Waxed Cotton jackets tend to have an almost wet look to them. If the material is dull and feels dry it is time to rewax.

Once the jacket is dry from cleaning it, you can apply the waterproof wax. I like to do this with a rag or cloth. Be sure to apply generously, and get all flaps and seams of the jacket. Once the wax is applied you’ll need to heat it to allow the wax to permeate into the material.

Motorcycle jacket with water-resistant coating that no longer works.

An example of what the material looks like when the water-resistant coating no longer works, you can see the water soaking into the jacket instead of rolling off.

You can do this by hanging it outside if it’s a hot day or using a hairdryer, being sure to heat all parts of the jacket. Once you’ve done this your jacket will likely be a bit darker in colour and have the look almost of suede. Be cautious as some wax may stain your pants or other fabrics in contact with the garment for a short time after it’s been rewaxed.

Leather

Leather jackets and pants hark back to the iconic history of motorcycling and offer great protection from wind and cold if taken care of properly. Leather will dry out throughout use causing cracks and general deterioration. This is especially true when introduced to harsh weather, dirt and road grime.

You can prevent its wear and keep its condition for years if you give it a little attention once in a while. Similar to waxed cotton, washing your leather jacket is not a good idea. Instead, get a cloth or sponge with warm water and wipe down the garment to get off any dirt.

After the leather has dried completely from being wiped down, apply a leather conditioner onto the jacket. I prefer a beeswax base conditioner which you can find at most shoe stores. Be sure to get all the seams and creases and rub the conditioner into the leather.

Beeswax conditioner to use on leather motorcycle jacket.

I prefer to use a Beeswax conditioner on my leather, it is the most common and offers great protection from the sun, water, and dirt.

Waterproof Membrane

Waterproof synthetic riding gear is very common these days. They’re light, breathable and offer great protection from the weather. That being said, they do require maintenance to ensure its breathability and protection.

Synthetic waterproof jackets.

Synthetic Waterproof jackets offer great protection and easy care. Any garment with Gore-tex, Sympatex, or may be a brand specific version of a similar-type membrane.

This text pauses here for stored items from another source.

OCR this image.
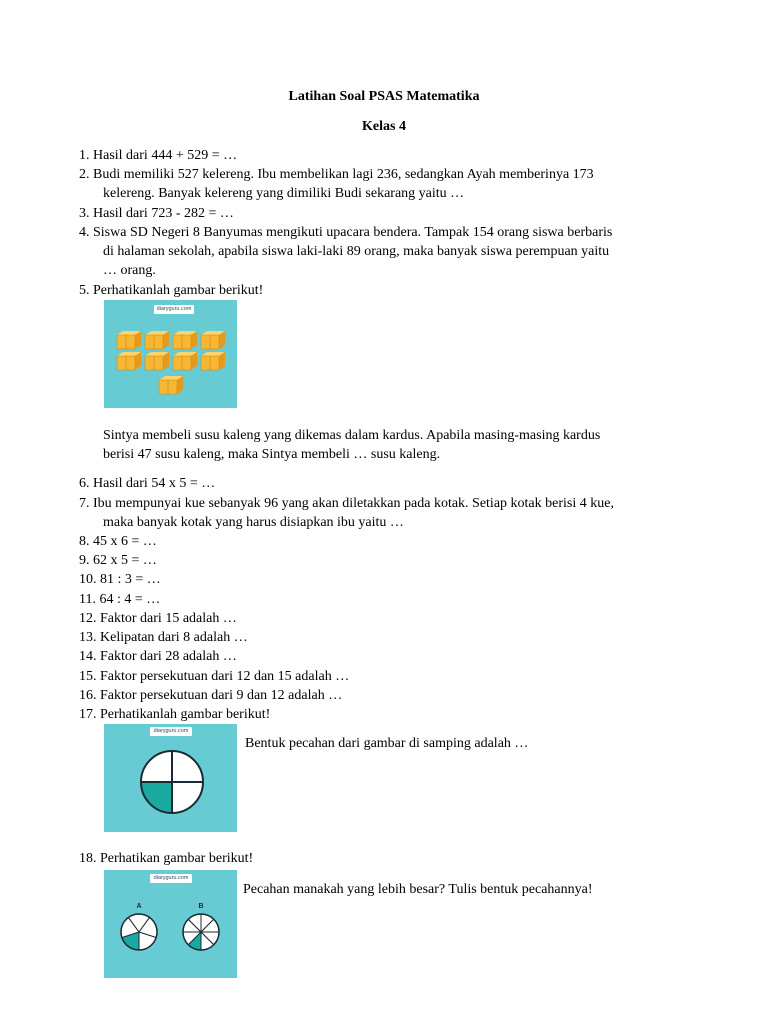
Latihan Soal PSAS Matematika
Kelas 4
1. Hasil dari 444 + 529 = …
2. Budi memiliki 527 kelereng. Ibu membelikan lagi 236, sedangkan Ayah memberinya 173
kelereng. Banyak kelereng yang dimiliki Budi sekarang yaitu …
3. Hasil dari 723 - 282 = …
4. Siswa SD Negeri 8 Banyumas mengikuti upacara bendera. Tampak 154 orang siswa berbaris
di halaman sekolah, apabila siswa laki-laki 89 orang, maka banyak siswa perempuan yaitu
… orang.
5. Perhatikanlah gambar berikut!
diaryguru.com
Sintya membeli susu kaleng yang dikemas dalam kardus. Apabila masing-masing kardus
berisi 47 susu kaleng, maka Sintya membeli … susu kaleng.
6. Hasil dari 54 x 5 = …
7. Ibu mempunyai kue sebanyak 96 yang akan diletakkan pada kotak. Setiap kotak berisi 4 kue,
maka banyak kotak yang harus disiapkan ibu yaitu …
8. 45 x 6 = …
9. 62 x 5 = …
10. 81 : 3 = …
11. 64 : 4 = …
12. Faktor dari 15 adalah …
13. Kelipatan dari 8 adalah …
14. Faktor dari 28 adalah …
15. Faktor persekutuan dari 12 dan 15 adalah …
16. Faktor persekutuan dari 9 dan 12 adalah …
17. Perhatikanlah gambar berikut!
diaryguru.com
Bentuk pecahan dari gambar di samping adalah …
18. Perhatikan gambar berikut!
diaryguru.com
A	B
Pecahan manakah yang lebih besar? Tulis bentuk pecahannya!
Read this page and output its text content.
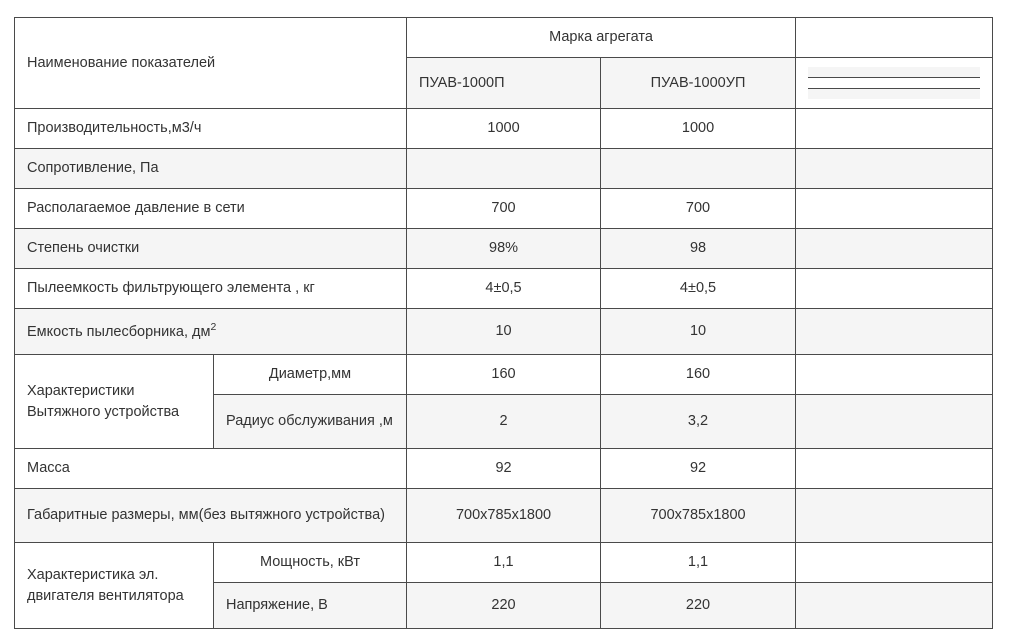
Наименование показателей		Марка агрегата		
		ПУАВ-1000П	ПУАВ-1000УП	

Производительность,м3/ч		1000	1000	
Сопротивление, Па				
Располагаемое давление в сети		700	700	
Степень очистки		98%	98	
Пылеемкость фильтрующего элемента , кг		4±0,5	4±0,5	
Емкость пылесборника, $дм^2$		10	10	
Характеристики Вытяжного устройства	Диаметр,мм	160	160	
	Радиус обслуживания ,м	2	3,2	
Масса		92	92	
Габаритные размеры, мм(без вытяжного устройства)		700x785x1800	700x785x1800	
Характеристика эл. двигателя вентилятора	Мощность, кВт	1,1	1,1	
	Напряжение, В	220	220	
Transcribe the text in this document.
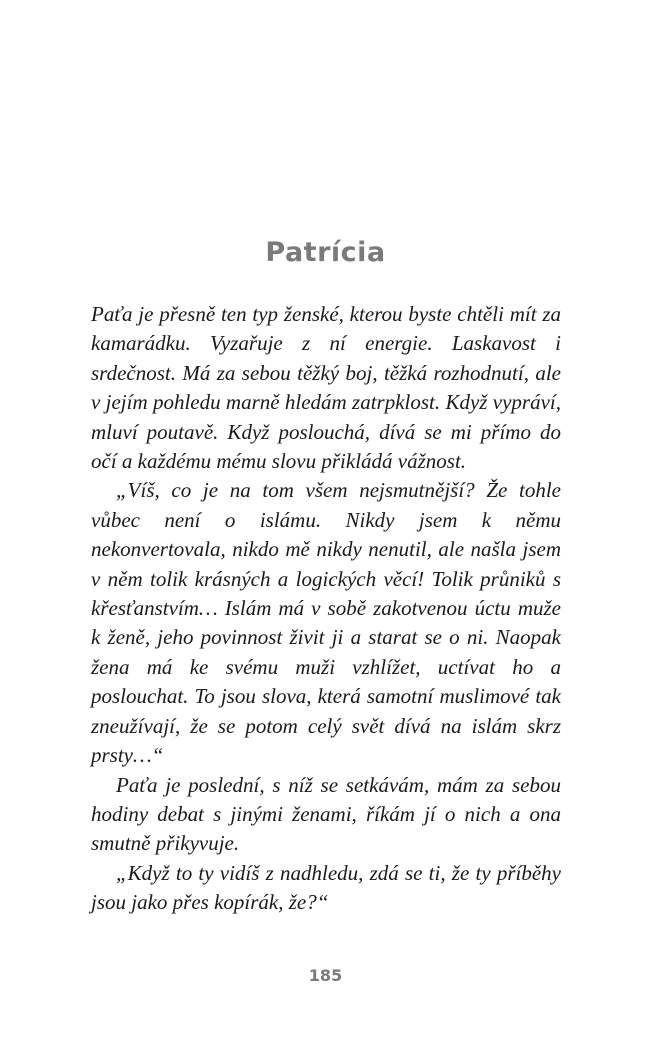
Patrícia

Paťa je přesně ten typ ženské, kterou byste chtěli mít za kamarádku. Vyzařuje z ní energie. Laskavost i srdečnost. Má za sebou těžký boj, těžká rozhodnutí, ale v jejím pohledu marně hledám zatrpklost. Když vypráví, mluví poutavě. Když poslouchá, dívá se mi přímo do očí a každému mému slovu přikládá vážnost.

„Víš, co je na tom všem nejsmutnější? Že tohle vůbec není o islámu. Nikdy jsem k němu nekonvertovala, nikdo mě nikdy nenutil, ale našla jsem v něm tolik krásných a logických věcí! Tolik průniků s křesťanstvím… Islám má v sobě zakotvenou úctu muže k ženě, jeho povinnost živit ji a starat se o ni. Naopak žena má ke svému muži vzhlížet, uctívat ho a poslouchat. To jsou slova, která samotní muslimové tak zneužívají, že se potom celý svět dívá na islám skrz prsty…“

Paťa je poslední, s níž se setkávám, mám za sebou hodiny debat s jinými ženami, říkám jí o nich a ona smutně přikyvuje.

„Když to ty vidíš z nadhledu, zdá se ti, že ty příběhy jsou jako přes kopírák, že?“

185
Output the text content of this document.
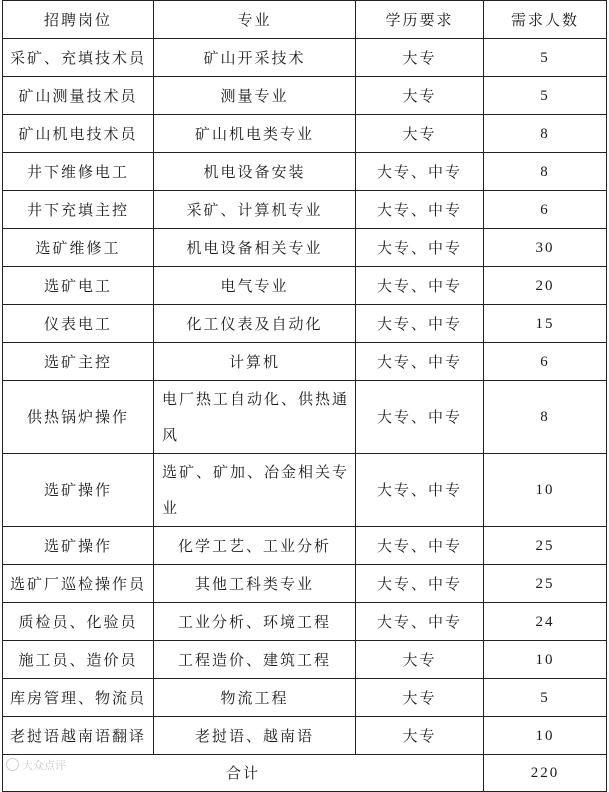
招聘岗位	专业	学历要求	需求人数
采矿、充填技术员	矿山开采技术	大专	5
矿山测量技术员	测量专业	大专	5
矿山机电技术员	矿山机电类专业	大专	8
井下维修电工	机电设备安装	大专、中专	8
井下充填主控	采矿、计算机专业	大专、中专	6
选矿维修工	机电设备相关专业	大专、中专	30
选矿电工	电气专业	大专、中专	20
仪表电工	化工仪表及自动化	大专、中专	15
选矿主控	计算机	大专、中专	6
供热锅炉操作	电厂热工自动化、供热通风	大专、中专	8
选矿操作	选矿、矿加、冶金相关专业	大专、中专	10
选矿操作	化学工艺、工业分析	大专、中专	25
选矿厂巡检操作员	其他工科类专业	大专、中专	25
质检员、化验员	工业分析、环境工程	大专、中专	24
施工员、造价员	工程造价、建筑工程	大专	10
库房管理、物流员	物流工程	大专	5
老挝语越南语翻译	老挝语、越南语	大专	10
合计			220
大众点评
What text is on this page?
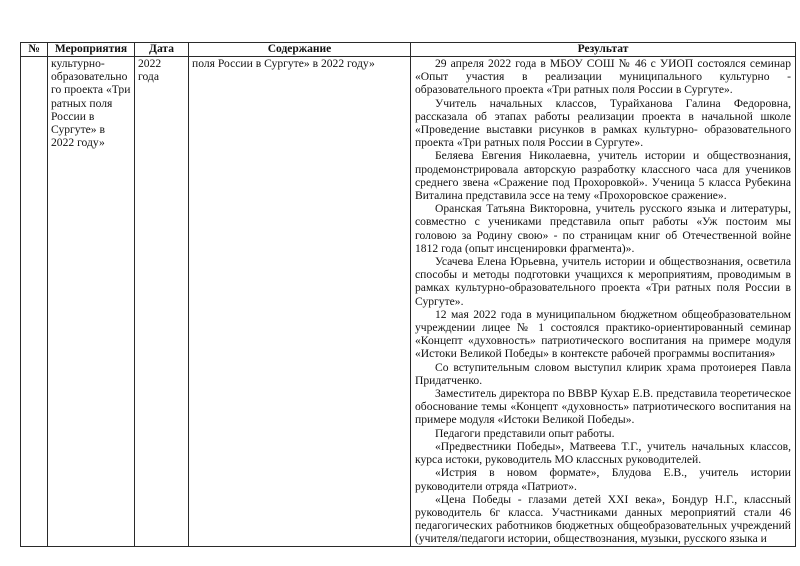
№	Мероприятия	Дата	Содержание	Результат
	культурно-образовательно го проекта «Три ратных поля России в Сургуте» в 2022 году»	2022 года	поля России в Сургуте» в 2022 году»	29 апреля 2022 года в МБОУ СОШ № 46 с УИОП состоялся семинар «Опыт участия в реализации муниципального культурно - образовательного проекта «Три ратных поля России в Сургуте».

Учитель начальных классов, Турайханова Галина Федоровна, рассказала об этапах работы реализации проекта в начальной школе «Проведение выставки рисунков в рамках культурно- образовательного проекта «Три ратных поля России в Сургуте».

Беляева Евгения Николаевна, учитель истории и обществознания, продемонстрировала авторскую разработку классного часа для учеников среднего звена «Сражение под Прохоровкой». Ученица 5 класса Рубекина Виталина представила эссе на тему «Прохоровское сражение».

Оранская Татьяна Викторовна, учитель русского языка и литературы, совместно с учениками представила опыт работы «Уж постоим мы головою за Родину свою» - по страницам книг об Отечественной войне 1812 года (опыт инсценировки фрагмента)».

Усачева Елена Юрьевна, учитель истории и обществознания, осветила способы и методы подготовки учащихся к мероприятиям, проводимым в рамках культурно-образовательного проекта «Три ратных поля России в Сургуте».

12 мая 2022 года в муниципальном бюджетном общеобразовательном учреждении лицее № 1 состоялся практико-ориентированный семинар «Концепт «духовность» патриотического воспитания на примере модуля «Истоки Великой Победы» в контексте рабочей программы воспитания»

Со вступительным словом выступил клирик храма протоиерея Павла Придатченко.

Заместитель директора по ВВВР Кухар Е.В. представила теоретическое обоснование темы «Концепт «духовность» патриотического воспитания на примере модуля «Истоки Великой Победы».

Педагоги представили опыт работы.

«Предвестники Победы», Матвеева Т.Г., учитель начальных классов, курса истоки, руководитель МО классных руководителей.

«Истрия в новом формате», Блудова Е.В., учитель истории руководители отряда «Патриот».

«Цена Победы - глазами детей XXI века», Бондур Н.Г., классный руководитель 6г класса. Участниками данных мероприятий стали 46 педагогических работников бюджетных общеобразовательных учреждений (учителя/педагоги истории, обществознания, музыки, русского языка и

It’s important to wash your waterproof membrane gear at least once a year, as dirt and grime will clog the pores of the gear causing bad breathability and wear down the DWR (Durable Water Resistance) coating on the outside of the jacket. Unclean material will also contribute to the waterproof membrane inside of the garment to wear down quicker.

For washing instructions always check with the manufacturer’s recommended instructions. However, general washing instructions entail a mild, liquid soap in the washing machine on a regular wash cycle. Once finished, run another regular wash cycle without soap to thoroughly rinse your gear.

Put the garment in the dryer on low heat. You’ll want to tumble dry it on LOW heat. Once the cycle is done, run the dryer again on low heat for another 20 minutes, this will revive and re-activate the DWR coating on your gear. If your gear is older the DWR coating may have worn off, you can easily reapply it once your gear is dry.

You can check the water-resistant effectiveness by dripping or spraying water on it. If the water soaks into the top layer of the fabric you’ll want to reapply an aftermarket form of DWR. Nikwax and Revivex offer a good alternative to the DWR coating in easy-to-use spray bottles.

No matter what you should take account of your gear and inspect it at least once a year. Tears in seams or worn pads or fabric can lead to a lack of protection. It’s also a good idea to see if you have gear coverage built into your motorcycle insurance policy. The goal is to stay safe while on the road, but if all else fails you want to know your motorcycle gear will protect you.